German exports plunged in August by their largest amount since the height of the financial crisis.
They were down by 5.8 percent, though the Federal Statistics Office said that was partly due to summer holidays being taken later than usual in some German states, which also hit imports.
It is the latest sign that the economy is faltering amid broader eurozone weakness and crises abroad which have battered confidence and delayed German firms’ investment plans.
Earlier in the week we learned of steep drops in industrial orders and output data.
At the same time a group of leading economic institutes slashed their growth forecasts.
They are now expecting Europe’s largest economy to expand by 1.3 percent this year and 1.2 percent next, down from 1.9 and 2.0 percent previously.
The institutes also urged the government to increase growth stimulus through capital spending and to encourage private investment, stressing there was sufficient “financial room for manoeuvre”.

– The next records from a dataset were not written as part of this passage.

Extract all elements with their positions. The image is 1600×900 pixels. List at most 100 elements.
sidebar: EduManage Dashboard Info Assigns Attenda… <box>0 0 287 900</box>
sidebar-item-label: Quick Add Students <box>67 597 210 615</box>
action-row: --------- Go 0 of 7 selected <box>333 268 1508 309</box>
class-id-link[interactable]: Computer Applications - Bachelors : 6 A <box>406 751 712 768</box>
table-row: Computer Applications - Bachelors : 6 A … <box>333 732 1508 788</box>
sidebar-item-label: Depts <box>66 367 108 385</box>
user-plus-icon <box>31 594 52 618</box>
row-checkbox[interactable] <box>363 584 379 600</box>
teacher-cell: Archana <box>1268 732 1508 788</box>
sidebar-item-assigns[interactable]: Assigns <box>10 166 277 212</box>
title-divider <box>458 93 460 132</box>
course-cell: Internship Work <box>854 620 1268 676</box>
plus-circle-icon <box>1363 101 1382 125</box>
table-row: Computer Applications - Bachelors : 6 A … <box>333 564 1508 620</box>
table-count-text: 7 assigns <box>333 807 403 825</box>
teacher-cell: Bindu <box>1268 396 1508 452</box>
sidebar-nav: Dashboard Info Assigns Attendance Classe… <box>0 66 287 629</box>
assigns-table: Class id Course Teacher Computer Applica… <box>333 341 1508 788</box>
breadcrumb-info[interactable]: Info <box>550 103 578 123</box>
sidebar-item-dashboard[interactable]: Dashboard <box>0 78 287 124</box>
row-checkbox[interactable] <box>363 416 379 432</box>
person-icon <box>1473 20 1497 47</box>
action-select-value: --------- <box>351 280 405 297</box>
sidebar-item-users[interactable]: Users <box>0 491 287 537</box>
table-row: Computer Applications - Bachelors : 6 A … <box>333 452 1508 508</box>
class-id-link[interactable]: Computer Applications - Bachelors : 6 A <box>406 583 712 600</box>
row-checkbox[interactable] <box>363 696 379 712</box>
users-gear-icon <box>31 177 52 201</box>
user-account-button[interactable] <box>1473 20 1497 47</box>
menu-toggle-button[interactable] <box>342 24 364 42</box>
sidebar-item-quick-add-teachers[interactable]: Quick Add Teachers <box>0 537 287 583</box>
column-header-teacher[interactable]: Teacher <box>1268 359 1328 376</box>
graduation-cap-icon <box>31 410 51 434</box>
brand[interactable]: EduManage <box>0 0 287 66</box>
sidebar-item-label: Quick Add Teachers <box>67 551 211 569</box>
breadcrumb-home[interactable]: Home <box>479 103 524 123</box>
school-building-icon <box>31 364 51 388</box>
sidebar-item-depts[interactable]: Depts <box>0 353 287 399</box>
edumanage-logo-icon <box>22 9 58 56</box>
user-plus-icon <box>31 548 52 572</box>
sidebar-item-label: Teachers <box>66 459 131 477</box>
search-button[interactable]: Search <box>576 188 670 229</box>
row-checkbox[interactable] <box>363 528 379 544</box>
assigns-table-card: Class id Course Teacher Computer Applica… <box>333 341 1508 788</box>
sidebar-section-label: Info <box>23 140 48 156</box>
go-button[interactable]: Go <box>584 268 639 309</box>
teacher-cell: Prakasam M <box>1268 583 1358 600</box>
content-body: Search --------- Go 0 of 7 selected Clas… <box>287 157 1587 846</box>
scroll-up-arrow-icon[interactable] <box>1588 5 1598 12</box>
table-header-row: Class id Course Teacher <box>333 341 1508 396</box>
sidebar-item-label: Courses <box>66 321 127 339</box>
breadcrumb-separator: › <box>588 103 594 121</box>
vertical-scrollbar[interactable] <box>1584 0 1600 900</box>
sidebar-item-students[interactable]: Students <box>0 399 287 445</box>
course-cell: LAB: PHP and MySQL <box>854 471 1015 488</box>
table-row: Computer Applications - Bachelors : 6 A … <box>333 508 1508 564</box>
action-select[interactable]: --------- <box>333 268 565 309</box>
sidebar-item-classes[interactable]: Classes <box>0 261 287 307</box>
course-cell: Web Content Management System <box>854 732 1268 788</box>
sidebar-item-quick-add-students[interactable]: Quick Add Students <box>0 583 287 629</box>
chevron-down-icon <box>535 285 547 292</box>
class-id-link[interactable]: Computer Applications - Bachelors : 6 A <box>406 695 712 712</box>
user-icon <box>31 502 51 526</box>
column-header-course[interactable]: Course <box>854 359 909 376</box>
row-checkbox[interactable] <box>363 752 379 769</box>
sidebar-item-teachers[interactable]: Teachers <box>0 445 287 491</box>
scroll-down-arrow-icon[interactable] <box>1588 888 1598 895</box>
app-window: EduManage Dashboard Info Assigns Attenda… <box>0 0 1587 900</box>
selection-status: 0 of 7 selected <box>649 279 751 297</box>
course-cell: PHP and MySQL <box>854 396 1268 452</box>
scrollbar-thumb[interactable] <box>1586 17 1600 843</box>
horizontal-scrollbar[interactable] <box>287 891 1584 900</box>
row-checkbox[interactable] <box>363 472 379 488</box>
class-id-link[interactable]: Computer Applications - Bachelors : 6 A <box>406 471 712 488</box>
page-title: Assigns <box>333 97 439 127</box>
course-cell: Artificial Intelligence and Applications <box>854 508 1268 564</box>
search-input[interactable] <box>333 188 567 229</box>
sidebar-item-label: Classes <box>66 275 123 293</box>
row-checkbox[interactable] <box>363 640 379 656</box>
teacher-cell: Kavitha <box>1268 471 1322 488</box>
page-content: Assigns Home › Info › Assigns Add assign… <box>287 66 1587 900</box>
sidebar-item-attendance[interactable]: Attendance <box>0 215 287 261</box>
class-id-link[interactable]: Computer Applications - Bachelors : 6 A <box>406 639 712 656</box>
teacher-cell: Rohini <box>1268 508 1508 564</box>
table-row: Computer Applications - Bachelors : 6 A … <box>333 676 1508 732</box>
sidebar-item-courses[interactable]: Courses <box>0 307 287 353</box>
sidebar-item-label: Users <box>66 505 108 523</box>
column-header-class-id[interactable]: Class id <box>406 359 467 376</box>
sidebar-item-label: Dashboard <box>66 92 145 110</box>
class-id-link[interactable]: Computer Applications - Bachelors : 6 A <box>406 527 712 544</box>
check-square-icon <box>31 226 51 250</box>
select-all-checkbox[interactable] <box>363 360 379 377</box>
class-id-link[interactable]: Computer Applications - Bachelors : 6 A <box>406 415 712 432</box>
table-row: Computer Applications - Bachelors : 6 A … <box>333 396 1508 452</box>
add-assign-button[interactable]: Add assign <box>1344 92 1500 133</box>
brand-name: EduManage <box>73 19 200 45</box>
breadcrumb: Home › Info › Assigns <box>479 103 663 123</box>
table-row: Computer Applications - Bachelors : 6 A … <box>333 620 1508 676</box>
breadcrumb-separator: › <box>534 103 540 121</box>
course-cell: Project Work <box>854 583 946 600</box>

Chancellor Angela Merkel’s government has faced pressure from within Germany as well as from ailing European states such as France and Italy to ratchet up public investment in infrastructure instead of prioritising deficit reduction.
The institutes indicated that the government could do more: “The most important job for economic policy in this field is to boost growth and create the right conditions for investment. There is some room for manoeuvre for constructive fiscal policy,” they said, pointing to taxes and public spending.
Germany had a strong start to the year but shrank by 0.2 percent in the second quarter. Evidence is mounting that it barely grew in the third quarter and some economists are forecasting another contraction in that period, which would amount to a technical recession.